The U.S. equity market has finally come to the light at the end of the commissions tunnel – growth in broker-dealer fees during the last year.
For the 12 months ending February 2014, the pool of U.S. cash equity commissions increased 10 percent to $10.34 billion from $9.30 billion, according to Greenwich Associates, an equity market consultancy. All-in commission rates also grew slightly for the first time in five years also, ticking up just over 2 percent from 2013 levels.
This is the first time there has been growth in institutional brokerage commissions generated by U.S. equity trades in five years, in 2014 from 2013.
This increase, Greenwich said, was driven largely by investors’ thirst for content-written research, corporate access, market color and analytics providing insight into where their orders are going and where their executions are ultimately coming from. In fact, 80 percent of the commission wallet increase came from spending on research and other related services.
Research, still drives the bus.
The Greenwich findings are from several recent studies, based on 590 interviews with U.S. institutional equity traders and portfolio managers in the first quarter of 2014. The interviews also found that mid-tier brokers have gained share on the bulge bracket, providing both sector specific trading and research services to institutional clients.
But when assessing combined high-touch and low-touch commission flows, the top nine firms still control an aggregate 64 percent share of commission.
“While bulge bracket providers have seen their presence in U.S. equity research eroded, they have done a much better job protecting their actual commission share in trading-the engine of revenues and profits in the equities business,” said Jay Bennett , managing director at Greenwich Associates.
However, the growth in commissions is tempered by the fact that the consultancy found there has been little-to-no growth in electronic trading.
Electronic trades accounted for 37 percent of institutional trading volume in U.S. equities from 2013 to 2014, essentially unchanged from 36 percent the prior year. While the demand for content largely explains the continued share of flow directed to high-touch channels, the lack of growth seen in electronic trading over the period initially appears counterintuitive.
Buyside trading desks are resource constrained, averaging just under four traders according to Greenwich Associates Trading-Desk Optimization Study. Fewer traders handling more flow means increased interest in trading electronically. Due to similar resource constraints and shifting business models, top-tier brokers are encouraging the e-trading behavior investors are asking for. Given this perfect match of incentives, supply and demand should lead to continued e-trading growth. However, despite the buy side’s best intentions, the need for content and other related factors have kept e-trading levels well below expectations.
The sellside competitive landscape also showed signs of its continued evolution, Greeniwch reported. While the top tier still sees the majority of the flow, Greenwich Associates data shows a strong trend towards mid-tier brokers for both execution and research. In 2007 the bulge bracket had a 78 percent share of trading and 71 percent share of research. Now in 2014, the bulge bracket now has only 64 percent of trading and 53 percent of research, with mid-sized/regional brokers and sector specialists benefiting.
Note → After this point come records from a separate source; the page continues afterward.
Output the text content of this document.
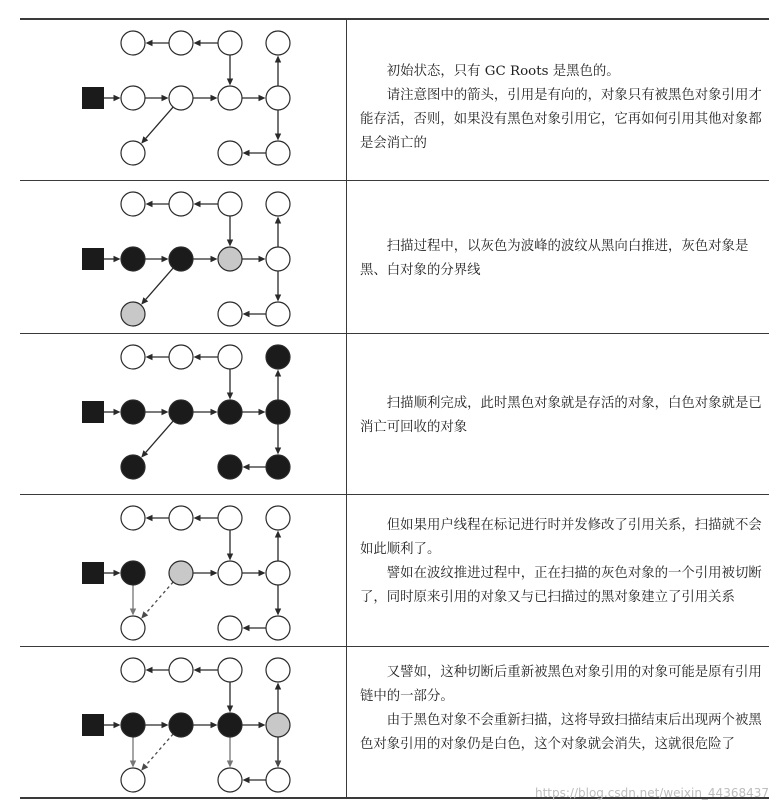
初始状态，只有 GC Roots 是黑色的。

请注意图中的箭头，引用是有向的，对象只有被黑色对象引用才能存活，否则，如果没有黑色对象引用它，它再如何引用其他对象都是会消亡的

扫描过程中，以灰色为波峰的波纹从黑向白推进，灰色对象是黑、白对象的分界线

扫描顺利完成，此时黑色对象就是存活的对象，白色对象就是已消亡可回收的对象

但如果用户线程在标记进行时并发修改了引用关系，扫描就不会如此顺利了。

譬如在波纹推进过程中，正在扫描的灰色对象的一个引用被切断了，同时原来引用的对象又与已扫描过的黑对象建立了引用关系

又譬如，这种切断后重新被黑色对象引用的对象可能是原有引用链中的一部分。

由于黑色对象不会重新扫描，这将导致扫描结束后出现两个被黑色对象引用的对象仍是白色，这个对象就会消失，这就很危险了

https://blog.csdn.net/weixin_44368437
The importance of mid-tier brokers is the most noticeable in research, as they now account for 40 percent of the research wallet. When asked which firms are most important for small/mid-cap research and advisory, of the top 10 firms cited by investors seven fall into the mid-tier bucket.
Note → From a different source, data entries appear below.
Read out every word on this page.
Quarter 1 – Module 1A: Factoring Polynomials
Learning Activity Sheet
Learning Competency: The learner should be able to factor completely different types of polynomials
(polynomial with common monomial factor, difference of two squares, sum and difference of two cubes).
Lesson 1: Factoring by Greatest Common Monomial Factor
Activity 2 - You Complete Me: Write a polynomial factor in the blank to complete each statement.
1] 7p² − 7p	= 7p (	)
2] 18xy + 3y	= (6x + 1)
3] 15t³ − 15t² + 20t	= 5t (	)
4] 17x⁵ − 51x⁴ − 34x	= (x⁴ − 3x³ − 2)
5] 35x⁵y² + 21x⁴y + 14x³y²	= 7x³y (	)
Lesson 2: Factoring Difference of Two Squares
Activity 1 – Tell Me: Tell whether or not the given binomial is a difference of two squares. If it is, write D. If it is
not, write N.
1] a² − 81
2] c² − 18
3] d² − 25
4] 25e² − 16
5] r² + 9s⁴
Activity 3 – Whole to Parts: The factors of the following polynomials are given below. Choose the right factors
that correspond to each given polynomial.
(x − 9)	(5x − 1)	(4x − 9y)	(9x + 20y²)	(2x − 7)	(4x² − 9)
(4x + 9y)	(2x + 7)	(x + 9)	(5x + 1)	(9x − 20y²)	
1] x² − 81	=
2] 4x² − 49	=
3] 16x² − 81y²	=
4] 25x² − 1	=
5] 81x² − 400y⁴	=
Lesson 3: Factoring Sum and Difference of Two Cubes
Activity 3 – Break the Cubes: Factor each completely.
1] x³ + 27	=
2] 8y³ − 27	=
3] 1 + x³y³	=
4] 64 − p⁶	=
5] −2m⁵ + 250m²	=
“Investors don’t want a jack-of-all-trades, they want a master-of-one,” said Kevin McPartland, Greenwich Associates head of market structure and technology research.
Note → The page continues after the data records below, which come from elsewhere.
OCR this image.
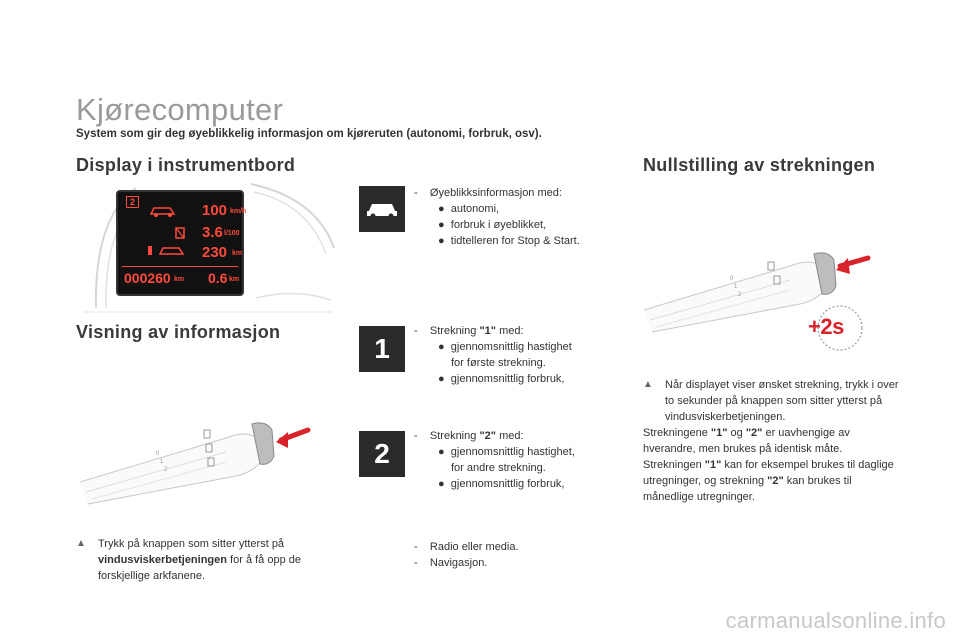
Kjørecomputer
System som gir deg øyeblikkelig informasjon om kjøreruten (autonomi, forbruk, osv).
Display i instrumentbord
2	100 km/h
3.6 l/100
230 km
000260 km 0.6 km
Visning av informasjon
0
1
2
▲	Trykk på knappen som sitter ytterst på vindusviskerbetjeningen for å få opp de forskjellige arkfanene.
1
2
-    Øyeblikksinformasjon med:
●  autonomi,
●  forbruk i øyeblikket,
●  tidtelleren for Stop & Start.
-    Strekning "1" med:
●  gjennomsnittlig hastighet
for første strekning.
●  gjennomsnittlig forbruk,
-    Strekning "2" med:
●  gjennomsnittlig hastighet,
for andre strekning.
●  gjennomsnittlig forbruk,
-    Radio eller media.
-    Navigasjon.
Nullstilling av strekningen
0
1
2
+2s
▲	Når displayet viser ønsket strekning, trykk i over to sekunder på knappen som sitter ytterst på vindusviskerbetjeningen.
Strekningene "1" og "2" er uavhengige av hverandre, men brukes på identisk måte.
Strekningen "1" kan for eksempel brukes til daglige utregninger, og strekning "2" kan brukes til månedlige utregninger.
carmanualsonline.info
At first glance, McPartland said this shift seems cause for concern for bulge bracket firms. “After all, big banks have endured margin compression brought on by new capital requirements, shrinkage of formerly high-profit fixed income, currency and commodities (FICC) businesses and a general slowdown in revenues from trading. The loss of share in a cornerstone investment banking function such as equity trading and research could be seen as just one more piece of bad news.”